Part 1
Part 2
After my own first and second drafts, I sent my story to my writing peers for commentary. I also sent it to a loyal reader (Thanks, E!) who volunteered to comment. I received valuable feedback from them and incorporated it.
Sometimes commentary can be good. Sometimes not. I once submitted a story to an online critique group and got about 500 words of “you need a comma here, you need a comma there, you need a comma over in that other place”. Dude, that was a style. It was intended to be run-on, because my character didn’t really think in logical structure that we’re all used to. So that critique didn’t do me any good. Had he said, once, “I don’t understand it without commas,” and then also gone on to give me 200 words explaining that he didn’t get why the character chose to eat his own shoe, I would have gotten at least something out of it. As it was, repeating over and over his insistence on proper grammar achieved nothing.
For this story, though, I was fortunate that my reviewers provided valuable feedback. Such as, “I can’t tell if this story is intended to be omniscient or close third-person.” This kind of thing I appreciate and can use when revising. And “as a reader, I would have liked a little more connection between Marcus’s decision at the end and the two major problems:”. These comments allow me, as an author, to understand where my readers are confused, or bored, or annoyed, or simply tired of reading about something. These are the places where I need to decide, as an author, if I want to make a change or leave it as it is.
Because I, as the author, may want you to be bored in a scene. I may need you to feel the impatience my characters feel, as they wait for the coming storm. I may be leading you towards greater tension later, and a more emotionally satisfying resolution of that tension, because you’re feeling uninspired now and I’m going to use that to escalate the experience for the reader as the story progresses.
One of my more successful story edits based on feedback was to add a whole scene at the start, and when I did it clearly became a better experience. But sometimes, I’m just going to read all those comments and say, “Hell, I like it as it is!” and move on. I’ve done it both ways.
Back to the point at hand. This story had a style that, I thought, kept the reader distant from the main character Marcus. And while that worked to make him somewhat unlikable, it also slowed the pace of the story. Here’s the opening paragraph. I’ve highlighted where words will change:
Had he been able to pay attention, he would have noticed the semi-darkness descending upon him.

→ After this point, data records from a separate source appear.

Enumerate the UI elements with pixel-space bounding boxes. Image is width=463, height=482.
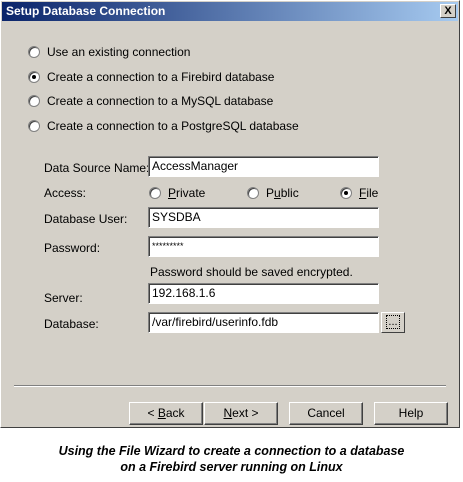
radio-button[interactable] (247, 187, 259, 199)
caption-line-2: on a Firebird server running on Linux (120, 460, 343, 474)
radio-button[interactable] (28, 95, 40, 107)
database-path-input[interactable]: /var/firebird/userinfo.fdb (148, 312, 379, 333)
radio-button[interactable] (28, 46, 40, 58)
access-option-file[interactable]: File (340, 186, 378, 200)
separator (14, 385, 446, 387)
data-source-name-input[interactable]: AccessManager (148, 156, 379, 177)
database-user-label: Database User: (44, 212, 128, 226)
password-note: Password should be saved encrypted. (150, 265, 353, 279)
option-firebird-connection[interactable]: Create a connection to a Firebird databa… (28, 70, 274, 84)
back-button[interactable]: < Back (129, 402, 203, 425)
window-title: Setup Database Connection (6, 4, 166, 18)
server-input[interactable]: 192.168.1.6 (148, 283, 379, 304)
database-user-input[interactable]: SYSDBA (148, 207, 379, 228)
radio-button[interactable] (28, 71, 40, 83)
setup-database-connection-dialog: Setup Database Connection X Use an exist… (0, 0, 460, 428)
close-button[interactable]: X (440, 4, 456, 18)
option-label: Create a connection to a Firebird databa… (47, 70, 275, 84)
access-public-label: Public (266, 186, 299, 200)
option-use-existing-connection[interactable]: Use an existing connection (28, 45, 190, 59)
password-label: Password: (44, 241, 101, 255)
database-label: Database: (44, 317, 99, 331)
option-label: Use an existing connection (47, 45, 191, 59)
title-bar: Setup Database Connection X (2, 2, 458, 21)
ellipsis-icon: ... (386, 315, 400, 329)
option-label: Create a connection to a MySQL database (47, 94, 274, 108)
password-input[interactable]: ********* (148, 236, 379, 257)
close-icon: X (444, 5, 452, 17)
access-option-public[interactable]: Public (247, 186, 299, 200)
radio-button[interactable] (149, 187, 161, 199)
option-postgresql-connection[interactable]: Create a connection to a PostgreSQL data… (28, 119, 299, 133)
option-mysql-connection[interactable]: Create a connection to a MySQL database (28, 94, 273, 108)
caption-line-1: Using the File Wizard to create a connec… (58, 444, 405, 458)
data-source-name-label: Data Source Name: (44, 161, 150, 175)
option-label: Create a connection to a PostgreSQL data… (47, 119, 299, 133)
server-label: Server: (44, 291, 83, 305)
radio-button[interactable] (28, 120, 40, 132)
help-button[interactable]: Help (374, 402, 448, 425)
access-label: Access: (44, 186, 87, 200)
access-option-private[interactable]: Private (149, 186, 205, 200)
radio-button[interactable] (340, 187, 352, 199)
next-button[interactable]: Next > (204, 402, 278, 425)
access-file-label: File (359, 186, 379, 200)
access-private-label: Private (168, 186, 206, 200)
cancel-button[interactable]: Cancel (289, 402, 363, 425)
browse-database-button[interactable]: ... (381, 312, 405, 333)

For as much as the sky overhead might be attempting to transform into an overbearing, oppressive presence, the fluorescent lights along the city sidewalks pushed back against the intrusion, and would have aided his attempt to fight back.
And here it is, re-written.
Had he been paying attention, he would have noticed the semi-darkness descending upon him. For as much as the sky might be transforming into an overbearing, oppressive presence, the fluorescent lights along the city sidewalks pushed back against the intrusion, and could have aided his resistance.
These may be small changes. But they make the scene more active: “been able to pay attention” is simply “been paying attention”, and actually gives Marcus more authority in the moment. We know a sky is “overhead”, this word is redundant. The sky wasn’t “attempting” anything, it actually was transforming, and so making it more active brings more immediacy to the scene. The final phrase is clunky, too. Why use 5 words, “attempt to fight back”, when one, “resistance”, does the same thing?
A second example, from later in the story
He looked up to see her standing tall above him. She held her scythe in one hand, and an extra robe in the other. “Up,” she said.
She thrust the robe at him. “This will help.”
“What does it do?”
She ignored the question and strode out the door. Marcus slipped the robe over his head, and while the stench she exuded was hers alone, this too had an odor. Like rotten fruit and rotten milk, it made him want to gag.
Re-written:
She stood tall above him. Scythe in one hand, an extra robe in the other. “Up,” she said, thrusting the robe at him. “This will help.”
“What does it do?”
She ignored the question and strode out the door. Marcus slipped the robe over his head, and while the stench she exuded was hers alone, this too had an odor of rotting fruit and milk. He gagged.
And that’s how a lot of this editing went this round. Making action stronger. Making dialogue more tightly bound to the action it complements. Ensuring Marcus has action, like gagging, rather than a lot of desires, like wanting to gag.
Version 2 was 10,200 words. I liked the plot and the characters. The action was not active enough, though, and overall it was bloated and wordy. Critiques helped that.
Version 3, as a result, was 9,700 words. Kept all the same plot points and characters and backstory and eliminated a lot of the fluff. The good thing about that is, too, it’s now under a 10,000 word limit that some markets have. So there may be more opportunities to publish this than before.
I finished all the re-writes and edits about 8:30 pm on a Saturday night and formatted it according to the Writers of the Future guidelines. Submitted before the midnight deadline, and now I wait.
But not passively. While waiting for the result (expectation: no award), I’ll also build a list of next markets for submission. I hope to get at least 15, so that when a rejection comes in I can turn it around quickly and have it back out. And if I get all 15 of those rejections, it’s probably time to re-consider the story.